これまでの研究では、遺伝暗号に新たなアミノ酸を追加して機能拡張を図る試みが主流だった。しかし今回の研究は、逆にアミノ酸を削減するという逆転の発想で行われた。研究チームは、イソロイシンを必要としないリボソームの設計に成功し、遺伝暗号の柔軟性と進化の可能性を示した。

生命の起源解明に向けた一歩

「遺伝暗号は生命の根幹をなすシステムであり、その進化過程を理解することは生命の起源解明に直結する」と研究チームは述べている。今後、同様の手法で他のアミノ酸の排除実験が進めば、遺伝暗号の最小構成や初期生命の姿に迫る重要な手がかりが得られる可能性がある。

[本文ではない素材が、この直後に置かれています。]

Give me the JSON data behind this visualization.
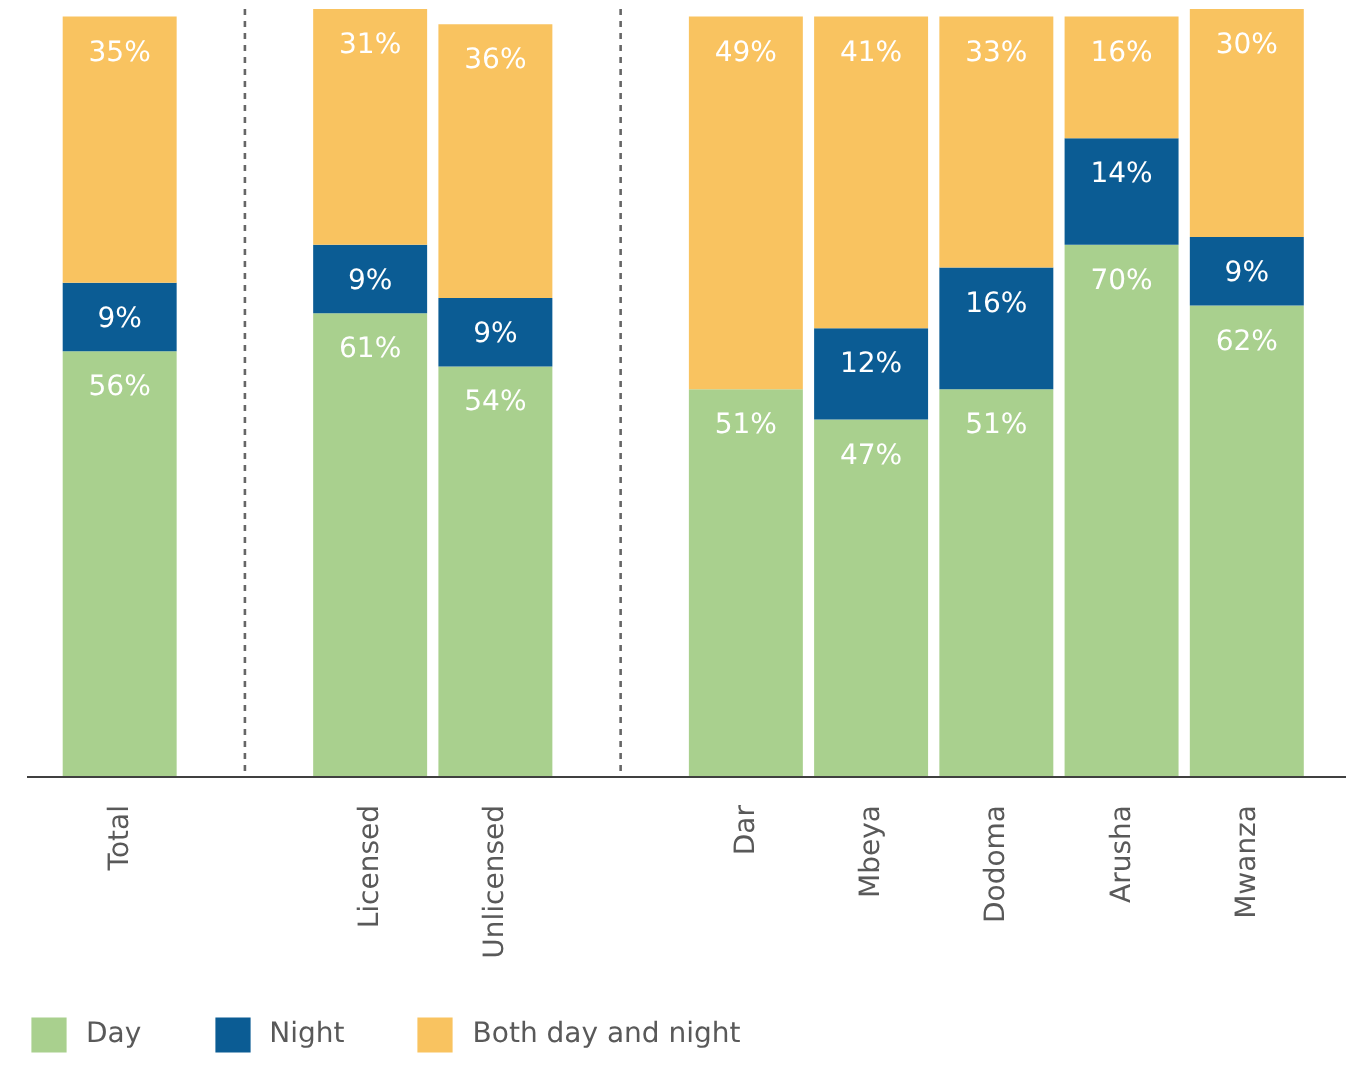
{
  "chart_data": {
    "type": "bar",
    "stacked": true,
    "categories": [
      "Total",
      null,
      "Licensed",
      "Unlicensed",
      null,
      "Dar",
      "Mbeya",
      "Dodoma",
      "Arusha",
      "Mwanza"
    ],
    "series": [
      {
        "name": "Day",
        "color": "#a9d08e",
        "values": [
          56,
          null,
          61,
          54,
          null,
          51,
          47,
          51,
          70,
          62
        ],
        "value_labels": [
          "56%",
          null,
          "61%",
          "54%",
          null,
          "51%",
          "47%",
          "51%",
          "70%",
          "62%"
        ]
      },
      {
        "name": "Night",
        "color": "#0b5c94",
        "values": [
          9,
          null,
          9,
          9,
          null,
          null,
          12,
          16,
          14,
          9
        ],
        "value_labels": [
          "9%",
          null,
          "9%",
          "9%",
          null,
          null,
          "12%",
          "16%",
          "14%",
          "9%"
        ]
      },
      {
        "name": "Both day and night",
        "color": "#f9c360",
        "values": [
          35,
          null,
          31,
          36,
          null,
          49,
          41,
          33,
          16,
          30
        ],
        "value_labels": [
          "35%",
          null,
          "31%",
          "36%",
          null,
          "49%",
          "41%",
          "33%",
          "16%",
          "30%"
        ]
      }
    ],
    "ylim": [
      0,
      101
    ],
    "tick_labels": "x",
    "legend": "bottom"
  }
}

「今回の成果は、遺伝暗号が徐々に拡張されてきた可能性を示唆するものだ。初期の生命がより単純な暗号を持っていたとすれば、その進化の過程を解明する手がかりとなる」
(研究チーム代表者)

今後の展望と課題

研究チームは、今後も他のアミノ酸の排除実験を進め、遺伝暗号の最小構成を明らかにする計画だ。一方で、19種類のアミノ酸で機能するリボソームが実際の生命システムでどのように機能するのか、さらなる検証が必要となる。

この研究成果は、生命の起源や遺伝暗号の進化に関する理解を深めるだけでなく、合成生物学や遺伝子工学の分野にも新たな可能性をもたらすと期待されている。